In recent years the amount of biological data has exploded to the point where much useful information can only be extracted by complex computational analyses. Such analyses are greatly facilitated by metadata standards, both in terms of the ability to compare data originating from different sources, and in terms of exchanging data in standard forms, e.g. when running processes on a distributed computing infrastructure. However, standards thrive on stability whereas science tends to constantly move, with new methods being developed and old ones modified. Therefore maintaining both metadata standards, and all the code that is required to make them useful, is a non-trivial problem. Memops is a framework that uses an abstract definition of the metadata (described in UML) to generate internal data structures and subroutine libraries for data access (application programming interfaces--APIs--currently in Python, C and Java) and data storage (in XML files or databases). For the individual project these libraries obviate the need for writing code for input parsing, validity checking or output. Memops also ensures that the code is always internally consistent, massively reducing the need for code reorganisation. Across a scientific domain a Memops-supported data model makes it easier to support complex standards that can capture all the data produced in a scientific area, share them among all programs in a complex software pipeline, and carry them forward to deposition in an archive. The principles behind the Memops generation code will be presented, along with example applications in Nuclear Magnetic Resonance (NMR) spectroscopy and structural biology.

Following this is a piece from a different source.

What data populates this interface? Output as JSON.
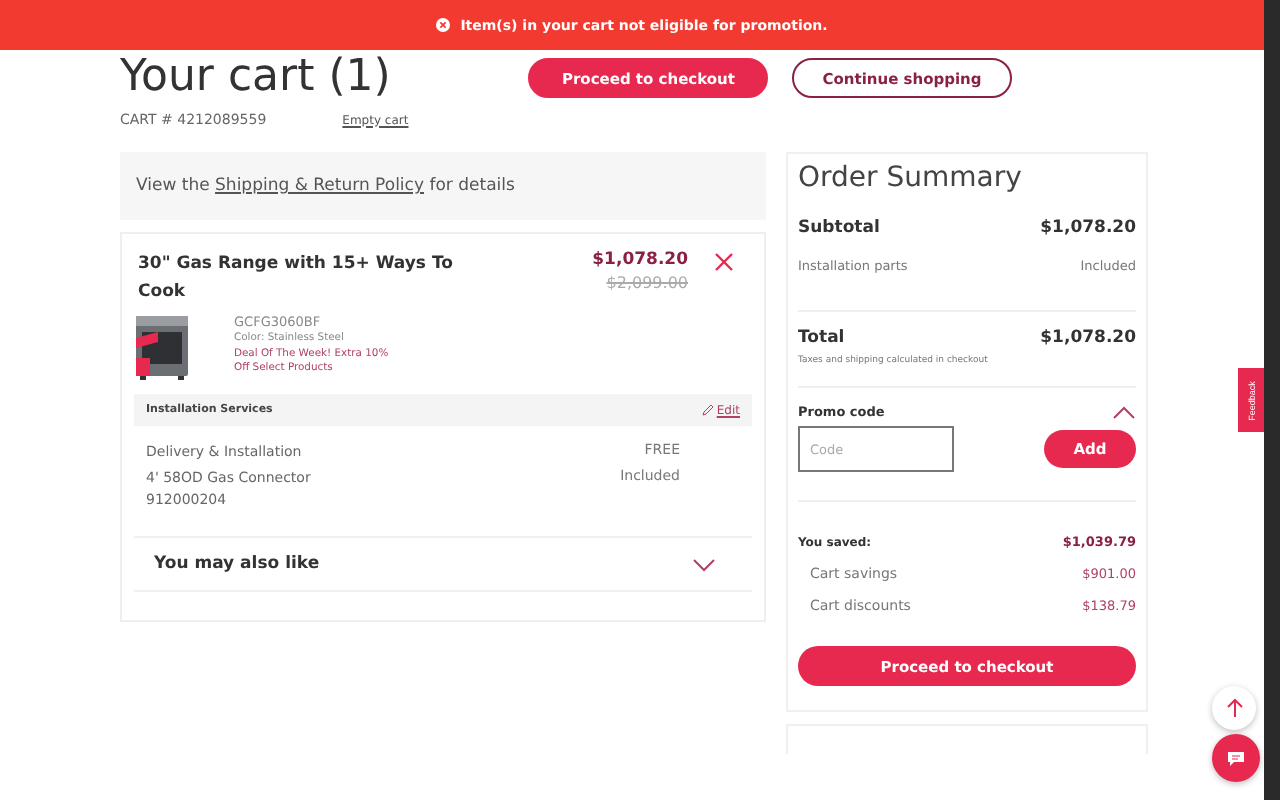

近年来,生物数据量呈爆炸式增长,以至于许多有用信息只能通过复杂的计算分析才能提取。元数据标准极大地促进了此类分析,这体现在两个方面:一是能够比较来自不同来源的数据,二是以标准形式交换数据,例如在分布式计算基础设施上运行程序时。然而,标准依赖于稳定性,而科学往往不断发展,新方法不断涌现,旧方法也不断改进。因此,维护元数据标准以及使其发挥作用所需的所有代码,是一个并非轻而易举的问题。Memops是一个框架,它使用元数据的抽象定义(用UML描述)来生成内部数据结构和用于数据访问(目前有Python、C和Java的应用程序编程接口——APIs)及数据存储(在XML文件或数据库中)的子程序库。对于单个项目而言,这些库消除了编写输入解析、有效性检查或输出代码的需求。Memops还确保代码始终在内部保持一致,大幅减少了代码重组的需求。在一个科学领域中,受Memops支持的数据模型使得支持复杂标准变得更加容易,这些标准能够捕获一个科学领域产生的所有数据,在复杂软件管道中的所有程序之间共享这些数据,并将它们推进到存档中。将介绍Memops生成代码背后的原理,以及在核磁共振(NMR)光谱学和结构生物学中的示例应用。